The “no-tools, on-site” hand drill ember has been a goal of mine for a couple of years now, and I’ve gotten close before but have never been able to make this happen before today.
I have made this work with a bow drill but that required a grueling afternoon of persistence. Everything came together in my favor today, and mother nature definitely set me up for success with hot dry weather and perfect materials sitting right next to each other.
I grabbed a dry willow stick that had been harvested by the river and placed on the rocks for me and other than smoothing out the tip and peeling away a bit of bark, it was pretty much good to go.
I noticed a really nice piece of cottonwood root that happened to have a fork in it that looked like it would save me the trouble of carving a notch; which is one of the more difficult aspects of friction fire without a proper cutting tool.
I used a poorly chosen piece of very brittle slate to start the divot, but when it crumbled I just let the spindle do the work and ended up feeling like I might just be able to pull this off.
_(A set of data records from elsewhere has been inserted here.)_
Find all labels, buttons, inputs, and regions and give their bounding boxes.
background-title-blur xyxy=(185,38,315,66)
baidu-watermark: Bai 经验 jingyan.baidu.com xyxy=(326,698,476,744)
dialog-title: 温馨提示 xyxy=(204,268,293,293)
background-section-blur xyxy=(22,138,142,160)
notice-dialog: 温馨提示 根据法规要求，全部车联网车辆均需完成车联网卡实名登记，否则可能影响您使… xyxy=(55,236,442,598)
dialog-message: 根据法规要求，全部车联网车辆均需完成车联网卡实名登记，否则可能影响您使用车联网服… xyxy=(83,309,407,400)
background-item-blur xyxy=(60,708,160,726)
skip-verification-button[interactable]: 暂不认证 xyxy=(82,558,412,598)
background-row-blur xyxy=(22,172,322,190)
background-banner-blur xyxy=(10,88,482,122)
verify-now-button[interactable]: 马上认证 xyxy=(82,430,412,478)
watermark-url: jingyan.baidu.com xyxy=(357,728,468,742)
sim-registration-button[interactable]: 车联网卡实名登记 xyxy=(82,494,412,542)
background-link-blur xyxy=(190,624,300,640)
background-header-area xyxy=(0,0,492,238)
After a couple of minutes of spinning that willow stick between my palms in just the right place, and a drop of sweat that almost ruined the whole thing; I had the ember that a friend of mine once called “the holy grail of friction fire”.
If you asked me to go out and make this happen again tomorrow I would put my chances of success at less than 50%, so I would still lean on the bow drill before counting on a hand drill; but I had the deck stacked in my favor today and I’ll take it!